Perspectives de trading (prochaines 2–4 semaines)
- Producteurs / Agriculteurs : Envisager des ventes échelonnées de l’ancienne récolte sur les phases de hausse, mais conserver une partie des stocks comme assurance contre tout nouveau pic lié à la météo en cas de perturbation des semis.
- Transformateurs domestiques : Profiter des prix actuellement stables pour couvrir les besoins à court et moyen terme de façon progressive sur les replis, en évitant de poursuivre agressivement les hausses tant que les signaux sur les superficies n’auront pas gagné en clarté.
- Exportateurs / Importateurs : Pour les importateurs, une couverture à terme modérée en EUR aux niveaux actuels semble raisonnable, tout en conservant une partie des volumes ouverts afin de profiter d’un éventuel plafonnement des prix en cas de bonne saison de semis.

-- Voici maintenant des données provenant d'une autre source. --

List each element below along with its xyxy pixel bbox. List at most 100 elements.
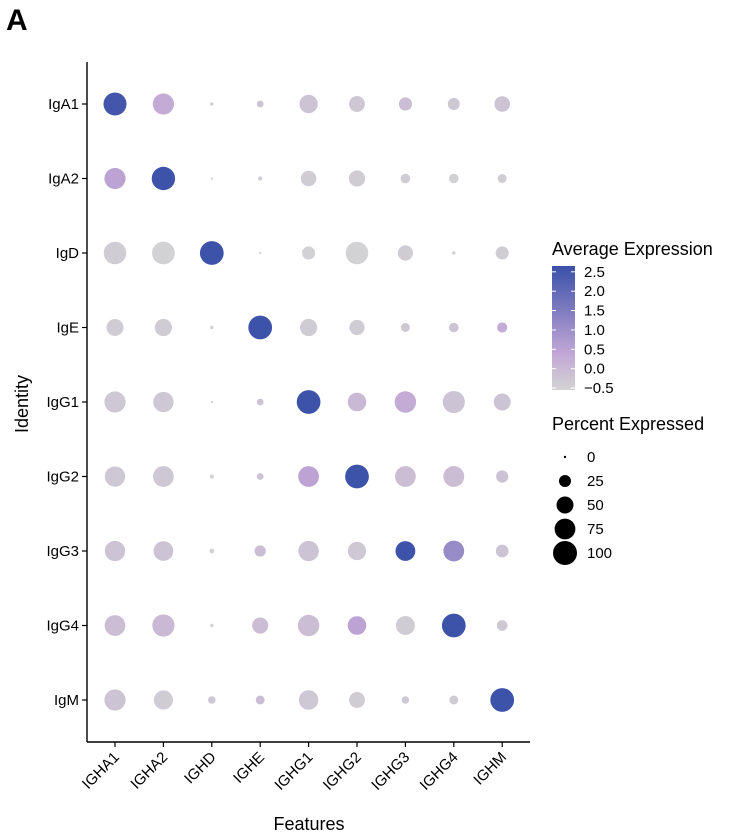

- Intervenants spéculatifs : Privilégier le trading de range avec des limites de risque serrées, en surveillant les cassures liées à des nouvelles significatives sur la mousson ou les superficies plutôt que d’anticiper un mouvement directionnel.
Orientation indicative sur 3 jours (origines indiennes clés, en EUR)
- New Delhi (entier & poudre bio, FOB) : Latéral ; les prix devraient se maintenir autour de 2,40–2,45 EUR/kg (entier) et 3,25–3,30 EUR/kg (poudre).
- Telangana (doigts Nizamabad/Salem, FOB/FCA) : Biais légèrement ferme ; fourchette attendue autour de 1,35–1,55 EUR/kg, avec un potentiel haussier limité sauf nouvelle inquiétude météo.
- Principales mandis (Nizamabad, Erode, Sangli) : Stables à légèrement fermes en termes de devise locale, suivant la progression de la mousson et le comportement de vente des agriculteurs.